Glee’s commitment to advancing the fight for LGBTQ rights coincided with a profound shift in the public’s opinion of marriage equality. In 2009, when Glee debuted, the Pew Research Center reported that 35% of Americans supported gay marriage. In 2015, the year of Glee’s last season, CNN proclaimed that 63% of Americans support gay marriage. While several factors are responsible for this increase, shows like Glee deserve credit for changing the minds of many of the folks who make up the 27% jump.

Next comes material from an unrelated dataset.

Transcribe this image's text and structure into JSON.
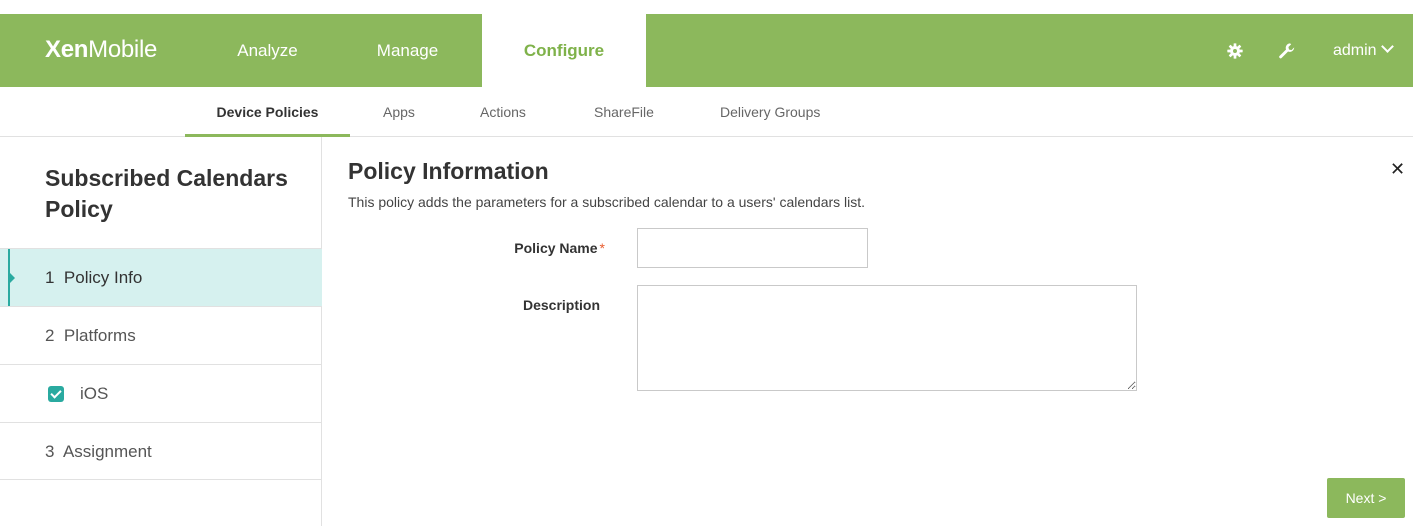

Glee led the pack of television shows that dared to present LGBTQ individuals as people just as worthy of love, just as deserving of joy, and just as full of music as any straight character.

In the final shot of the final episode of the series, Glee spelled out its own legacy. As Glee’s swan song, One Republic’s “I Lived,” drew to a close, the camera focused in on a plaque in the Finn Hudson Auditorium (one last tribute to Cory Monteith and the character he brought to life). Ending the series on a didactic note, the plaque advised, “See the world not as it is, but as it should be.” Glee presented the world as it should be: a musical place where the arts are important and what is right is worth fighting for. How meaningful that Glee used its concluding moments to ask all of us to see the world that way, too.

So consider this my love letter, my thank-you, and my farewell to an incredible source of happiness and music in my life for the past six years. I hope that Glee goes down in the history books not as a flash-in-the-pan hit that lost its audience after a brilliant beginning but rather as a fountain of talent, a savior of the arts, and a pioneer of noteworthy political statements. If Glee taught us anything, it’s that we could all use a little more friendship, a little more music, and a lot more glee in our lives.